KC-10s keeps US and Australian forces dominating the skies in Talisman Sabre 19

  • Published
  • By Senior Airman Elora Martinez
  • Pacific Air Forces Public Affairs

Throughout the duration of Talisman Sabre 19 (TS19), a biannual exercise on the east coast of Australia, nearly 300 U.S. Air Force, U.S. Navy and Royal Australian Air Force (RAAF) aircraft participated in major air operations. Out of those aircraft, three provided the fuel necessary to keep the others in the sky.


Three U.S. Air Force KC-10 Extender refueling aircraft played a major role in supporting air operations during TS19; two of which are assigned to Travis Air Force Base, California, the other from Joint Base McGuire-Dix-Lakehurst, New Jersey.


Capt. Andrew Parris, 6th Air Refueling Squadron, Travis Air Force Base, California, detachment deputy, explained the importance of having refuelers in the air to maintain the exercise air fight.


“Being able to keep assets in the air and extend combat operations is entirely dependent on the presence of aerial refueling,” he said. “You just can’t do without it.”


The Extenders took turns in the air during the month-long exercise, completing more than 20 flights, providing more than 2.2 million pounds of fuel to nearly 300 receiving aircraft.


In order to maintain such a rigorous flying schedule, the KC-10s were maintained by members of their home bases: the 305th and 605th Air Maintenance Squadrons with JB McGuire, and the 60th AMXS with Travis AFB.
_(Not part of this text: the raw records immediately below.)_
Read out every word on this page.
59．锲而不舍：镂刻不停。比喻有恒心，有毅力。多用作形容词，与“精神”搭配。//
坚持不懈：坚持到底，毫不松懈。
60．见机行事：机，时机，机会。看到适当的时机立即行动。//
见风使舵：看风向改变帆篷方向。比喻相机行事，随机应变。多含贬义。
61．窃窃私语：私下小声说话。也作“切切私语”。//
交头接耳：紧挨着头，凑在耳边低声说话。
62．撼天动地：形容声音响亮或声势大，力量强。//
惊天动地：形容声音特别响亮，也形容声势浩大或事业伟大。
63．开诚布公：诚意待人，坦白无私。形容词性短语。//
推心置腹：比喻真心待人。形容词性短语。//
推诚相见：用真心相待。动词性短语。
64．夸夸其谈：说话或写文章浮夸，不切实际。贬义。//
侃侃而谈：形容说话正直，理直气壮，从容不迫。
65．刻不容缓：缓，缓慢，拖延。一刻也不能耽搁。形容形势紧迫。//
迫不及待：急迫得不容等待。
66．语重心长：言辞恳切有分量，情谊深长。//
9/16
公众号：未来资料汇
Prior to the arrival of Travis AFB personnel, McGuire’s seven-person team had four days to focus on ensuring their single aircraft was able to fly on schedule, stay in the air and quickly turn around for back-to-back flights.


“My team worked extremely long days to get things done,” said Master Sgt. Joe Dawson, 605th AMXS production superintendent. “We ensured our jet was good to go, on time, every time for nine flights within four days.”


The 305th and 605th AMXS worked together to refuel, troubleshoot and effectively maintain their aircraft, which eliminated the usual need for a larger team of separate Air Force specialty codes.


“We’re beginning to expand our capabilities beyond just maintenance,” said Tech. Sgt. Jerret Hupp, 305th Aircraft Maintenance Squadron crew chief. “This sort of innovation allows our maintainers the chance to become more well-rounded in and out of the military. It ultimately saves a huge amount of time, evens out the workload and makes each one of us more valuable.”


Parris noted the maintenance success and prompt turnaround times played a huge role in

making sure air operations remained on schedule, especially considering only two jets were actively in use at a time.


“It just goes to show how much fuel we can consistently deliver to the fight, even with minimal aircraft,” Parris said. “This is proof with a good set of maintainers and aircrew, we can get out there and put a lot of fuel in the air.”


By the completion of TS19 on July 25, the KC-10’s will have accomplished more than 20 flights totaling nearly 100 flying hours, all within 10 flying days.